Ares w domu od 08/2019!
Ares trafił do schroniska w 2012 roku jako młody psiaczek
Przerzucany między członkami rodziny i znajomymi niby miał właściciela, ale tak na prawdę wiecznie lądował na ulicy i był zgarniany przez schronisko. Po którymś powrocie, wyłapany błąkając się samodzielnie po ulicach miasta, schronisko stanęło okoniem. I tak Ares rozpoczął swoje życie na schroniskowym wybiegu.
Mijały lata i nikt nie zwrócił na niego uwagi…
Ot zwykły czarny psiak… Nikt nie chciał go lepiej poznać, zobaczyć jakim jest świetnym psiakiem.
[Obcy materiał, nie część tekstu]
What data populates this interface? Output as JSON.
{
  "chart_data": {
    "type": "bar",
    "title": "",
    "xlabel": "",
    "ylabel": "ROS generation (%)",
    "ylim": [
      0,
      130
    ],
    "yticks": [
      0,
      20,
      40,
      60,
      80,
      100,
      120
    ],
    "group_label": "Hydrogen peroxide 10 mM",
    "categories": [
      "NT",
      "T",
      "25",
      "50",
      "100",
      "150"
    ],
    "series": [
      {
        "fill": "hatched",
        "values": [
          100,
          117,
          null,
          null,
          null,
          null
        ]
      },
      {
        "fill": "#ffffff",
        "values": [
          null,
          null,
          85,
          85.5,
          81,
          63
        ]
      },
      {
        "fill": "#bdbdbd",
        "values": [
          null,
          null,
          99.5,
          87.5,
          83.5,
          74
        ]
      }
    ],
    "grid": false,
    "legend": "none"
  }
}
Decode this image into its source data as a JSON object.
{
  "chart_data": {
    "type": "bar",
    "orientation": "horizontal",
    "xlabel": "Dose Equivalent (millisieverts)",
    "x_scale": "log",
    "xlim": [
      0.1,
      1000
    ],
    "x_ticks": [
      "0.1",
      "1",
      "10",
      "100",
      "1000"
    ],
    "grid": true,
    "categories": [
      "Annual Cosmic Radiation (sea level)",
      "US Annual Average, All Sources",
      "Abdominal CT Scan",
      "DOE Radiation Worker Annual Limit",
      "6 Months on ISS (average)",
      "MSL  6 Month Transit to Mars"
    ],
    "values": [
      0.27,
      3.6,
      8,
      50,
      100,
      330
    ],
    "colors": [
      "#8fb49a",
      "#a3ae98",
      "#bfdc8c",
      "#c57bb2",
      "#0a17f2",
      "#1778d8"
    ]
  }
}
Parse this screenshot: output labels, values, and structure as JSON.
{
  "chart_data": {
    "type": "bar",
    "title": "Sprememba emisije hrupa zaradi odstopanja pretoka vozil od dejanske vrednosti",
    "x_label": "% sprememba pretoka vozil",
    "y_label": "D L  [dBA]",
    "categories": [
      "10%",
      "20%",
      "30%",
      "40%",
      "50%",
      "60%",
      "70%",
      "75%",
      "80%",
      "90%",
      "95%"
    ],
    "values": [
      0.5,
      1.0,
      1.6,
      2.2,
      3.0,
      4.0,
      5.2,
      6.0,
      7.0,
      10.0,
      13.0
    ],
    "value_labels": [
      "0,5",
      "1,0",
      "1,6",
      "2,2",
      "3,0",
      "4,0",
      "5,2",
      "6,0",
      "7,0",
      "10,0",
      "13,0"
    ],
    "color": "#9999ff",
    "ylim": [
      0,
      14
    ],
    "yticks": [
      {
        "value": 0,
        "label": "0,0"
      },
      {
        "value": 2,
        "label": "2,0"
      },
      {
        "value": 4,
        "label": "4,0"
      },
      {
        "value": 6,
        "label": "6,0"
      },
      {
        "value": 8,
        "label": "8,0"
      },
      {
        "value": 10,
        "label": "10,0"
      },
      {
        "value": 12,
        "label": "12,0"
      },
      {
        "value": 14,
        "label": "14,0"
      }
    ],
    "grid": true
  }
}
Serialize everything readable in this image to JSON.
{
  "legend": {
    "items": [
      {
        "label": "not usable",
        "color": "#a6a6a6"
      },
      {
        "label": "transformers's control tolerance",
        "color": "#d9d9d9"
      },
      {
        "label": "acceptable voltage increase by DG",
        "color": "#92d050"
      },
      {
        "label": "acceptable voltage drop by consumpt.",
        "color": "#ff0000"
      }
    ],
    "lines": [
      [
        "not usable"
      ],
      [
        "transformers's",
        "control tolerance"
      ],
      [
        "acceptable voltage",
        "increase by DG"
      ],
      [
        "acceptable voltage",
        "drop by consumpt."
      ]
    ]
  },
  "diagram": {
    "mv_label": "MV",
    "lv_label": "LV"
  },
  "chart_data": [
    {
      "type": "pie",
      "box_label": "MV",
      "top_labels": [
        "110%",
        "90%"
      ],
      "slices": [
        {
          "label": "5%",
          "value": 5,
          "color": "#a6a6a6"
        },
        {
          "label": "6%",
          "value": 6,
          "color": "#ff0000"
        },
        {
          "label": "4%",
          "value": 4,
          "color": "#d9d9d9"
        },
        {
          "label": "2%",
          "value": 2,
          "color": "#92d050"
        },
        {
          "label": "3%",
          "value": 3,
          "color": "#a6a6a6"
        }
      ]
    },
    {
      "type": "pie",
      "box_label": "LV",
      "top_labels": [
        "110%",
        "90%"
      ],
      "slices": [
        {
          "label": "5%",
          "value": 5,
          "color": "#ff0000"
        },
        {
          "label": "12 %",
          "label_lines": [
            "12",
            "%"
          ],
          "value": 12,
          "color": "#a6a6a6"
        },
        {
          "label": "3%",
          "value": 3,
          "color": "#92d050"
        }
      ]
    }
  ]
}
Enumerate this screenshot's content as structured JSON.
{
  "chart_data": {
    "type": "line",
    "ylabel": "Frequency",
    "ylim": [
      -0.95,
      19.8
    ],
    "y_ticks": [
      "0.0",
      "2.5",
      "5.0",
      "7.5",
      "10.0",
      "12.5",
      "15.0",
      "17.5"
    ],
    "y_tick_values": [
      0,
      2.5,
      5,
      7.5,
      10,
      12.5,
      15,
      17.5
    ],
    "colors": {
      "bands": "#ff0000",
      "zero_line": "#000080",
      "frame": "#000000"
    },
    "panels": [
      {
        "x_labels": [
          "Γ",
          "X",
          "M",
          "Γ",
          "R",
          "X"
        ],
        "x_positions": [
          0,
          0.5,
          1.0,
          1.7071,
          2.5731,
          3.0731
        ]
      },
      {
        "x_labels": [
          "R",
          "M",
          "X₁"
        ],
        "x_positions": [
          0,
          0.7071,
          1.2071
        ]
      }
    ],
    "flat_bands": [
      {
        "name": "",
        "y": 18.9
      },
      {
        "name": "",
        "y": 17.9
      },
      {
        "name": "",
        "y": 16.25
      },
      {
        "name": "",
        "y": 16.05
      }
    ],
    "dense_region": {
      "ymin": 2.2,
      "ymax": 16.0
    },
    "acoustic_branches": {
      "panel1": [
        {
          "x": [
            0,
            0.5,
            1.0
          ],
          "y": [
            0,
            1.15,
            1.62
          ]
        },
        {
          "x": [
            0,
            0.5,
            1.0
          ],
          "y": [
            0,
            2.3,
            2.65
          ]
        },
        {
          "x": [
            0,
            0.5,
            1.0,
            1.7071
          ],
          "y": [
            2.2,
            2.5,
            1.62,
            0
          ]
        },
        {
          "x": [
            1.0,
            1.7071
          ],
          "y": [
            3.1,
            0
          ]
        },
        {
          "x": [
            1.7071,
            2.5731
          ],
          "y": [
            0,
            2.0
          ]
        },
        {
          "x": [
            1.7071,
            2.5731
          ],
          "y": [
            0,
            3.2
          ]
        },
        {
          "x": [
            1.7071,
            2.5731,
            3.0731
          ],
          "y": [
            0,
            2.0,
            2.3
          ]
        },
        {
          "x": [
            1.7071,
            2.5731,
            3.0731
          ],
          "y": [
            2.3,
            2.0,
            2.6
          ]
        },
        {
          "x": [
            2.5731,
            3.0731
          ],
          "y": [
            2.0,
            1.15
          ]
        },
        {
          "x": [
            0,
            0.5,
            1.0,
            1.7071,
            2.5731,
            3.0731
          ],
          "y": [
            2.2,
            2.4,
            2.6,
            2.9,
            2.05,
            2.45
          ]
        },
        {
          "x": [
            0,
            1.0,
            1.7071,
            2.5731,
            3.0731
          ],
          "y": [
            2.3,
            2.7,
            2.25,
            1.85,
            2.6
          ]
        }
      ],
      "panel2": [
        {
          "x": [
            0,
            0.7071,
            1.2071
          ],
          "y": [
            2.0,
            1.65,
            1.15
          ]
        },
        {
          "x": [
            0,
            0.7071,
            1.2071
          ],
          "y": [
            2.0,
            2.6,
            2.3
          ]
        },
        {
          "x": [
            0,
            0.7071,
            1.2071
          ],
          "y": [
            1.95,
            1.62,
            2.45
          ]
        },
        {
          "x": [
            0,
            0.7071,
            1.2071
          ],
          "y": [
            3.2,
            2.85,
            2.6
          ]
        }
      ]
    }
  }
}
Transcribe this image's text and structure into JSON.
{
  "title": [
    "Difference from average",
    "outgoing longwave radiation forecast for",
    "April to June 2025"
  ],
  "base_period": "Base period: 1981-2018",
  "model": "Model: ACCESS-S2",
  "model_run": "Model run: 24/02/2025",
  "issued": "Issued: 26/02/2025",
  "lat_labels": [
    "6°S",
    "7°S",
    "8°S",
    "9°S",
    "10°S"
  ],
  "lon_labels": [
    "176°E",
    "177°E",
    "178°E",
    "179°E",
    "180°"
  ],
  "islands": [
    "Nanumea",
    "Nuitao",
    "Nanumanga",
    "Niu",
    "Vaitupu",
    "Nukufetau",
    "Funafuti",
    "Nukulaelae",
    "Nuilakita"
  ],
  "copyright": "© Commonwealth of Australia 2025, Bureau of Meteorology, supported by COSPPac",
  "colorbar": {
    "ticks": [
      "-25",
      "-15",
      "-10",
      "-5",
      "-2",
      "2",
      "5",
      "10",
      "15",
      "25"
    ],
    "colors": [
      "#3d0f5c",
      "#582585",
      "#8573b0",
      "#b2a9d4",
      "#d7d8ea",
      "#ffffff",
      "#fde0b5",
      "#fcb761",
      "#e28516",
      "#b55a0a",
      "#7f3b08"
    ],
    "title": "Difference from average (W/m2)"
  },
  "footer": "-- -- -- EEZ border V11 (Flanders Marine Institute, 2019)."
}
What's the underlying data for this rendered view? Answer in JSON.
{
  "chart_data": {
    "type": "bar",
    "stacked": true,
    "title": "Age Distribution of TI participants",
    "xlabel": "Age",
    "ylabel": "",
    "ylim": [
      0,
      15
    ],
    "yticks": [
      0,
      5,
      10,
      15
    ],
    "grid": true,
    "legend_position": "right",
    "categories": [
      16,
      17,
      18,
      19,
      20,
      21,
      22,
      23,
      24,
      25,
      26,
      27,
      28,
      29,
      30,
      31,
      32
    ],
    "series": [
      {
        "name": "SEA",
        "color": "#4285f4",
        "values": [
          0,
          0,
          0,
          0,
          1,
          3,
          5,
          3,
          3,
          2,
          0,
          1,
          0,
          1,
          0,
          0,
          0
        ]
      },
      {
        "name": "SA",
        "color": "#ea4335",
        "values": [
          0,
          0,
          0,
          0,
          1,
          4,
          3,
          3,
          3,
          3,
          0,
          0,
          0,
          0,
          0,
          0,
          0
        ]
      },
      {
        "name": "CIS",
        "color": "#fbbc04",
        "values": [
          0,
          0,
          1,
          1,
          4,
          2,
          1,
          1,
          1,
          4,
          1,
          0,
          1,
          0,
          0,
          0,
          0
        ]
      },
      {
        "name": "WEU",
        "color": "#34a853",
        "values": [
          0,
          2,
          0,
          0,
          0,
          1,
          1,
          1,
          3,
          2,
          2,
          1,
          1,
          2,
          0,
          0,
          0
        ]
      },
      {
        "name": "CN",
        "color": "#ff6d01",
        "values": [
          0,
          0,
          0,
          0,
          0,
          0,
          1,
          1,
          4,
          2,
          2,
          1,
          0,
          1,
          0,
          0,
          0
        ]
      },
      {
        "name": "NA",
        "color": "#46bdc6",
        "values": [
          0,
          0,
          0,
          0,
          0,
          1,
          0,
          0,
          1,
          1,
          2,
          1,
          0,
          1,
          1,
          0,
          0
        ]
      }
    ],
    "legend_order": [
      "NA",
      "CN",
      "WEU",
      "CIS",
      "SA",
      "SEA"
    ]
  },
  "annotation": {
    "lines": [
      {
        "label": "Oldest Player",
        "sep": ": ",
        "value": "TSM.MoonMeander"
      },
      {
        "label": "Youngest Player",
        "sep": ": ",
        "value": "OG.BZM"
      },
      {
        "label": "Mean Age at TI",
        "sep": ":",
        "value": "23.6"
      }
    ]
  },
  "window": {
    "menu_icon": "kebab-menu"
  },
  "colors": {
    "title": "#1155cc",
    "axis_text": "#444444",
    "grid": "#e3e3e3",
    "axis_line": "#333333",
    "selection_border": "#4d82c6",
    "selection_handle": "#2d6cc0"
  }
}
Tylko ludzie znający go wiedzieli, że to król sztuczek, sprytny złodziejaszek planujący swe kradzieże często z innym psiakiem. Pełna strategia. Działanie zespołowe! Wiele zaliczonych dogtrekkingów, wyjazdy w góry i liczne spacery! Tak wyglądało życie Aresa, znajomi na wybiegu przychodzili i odchodzili, a on siedział.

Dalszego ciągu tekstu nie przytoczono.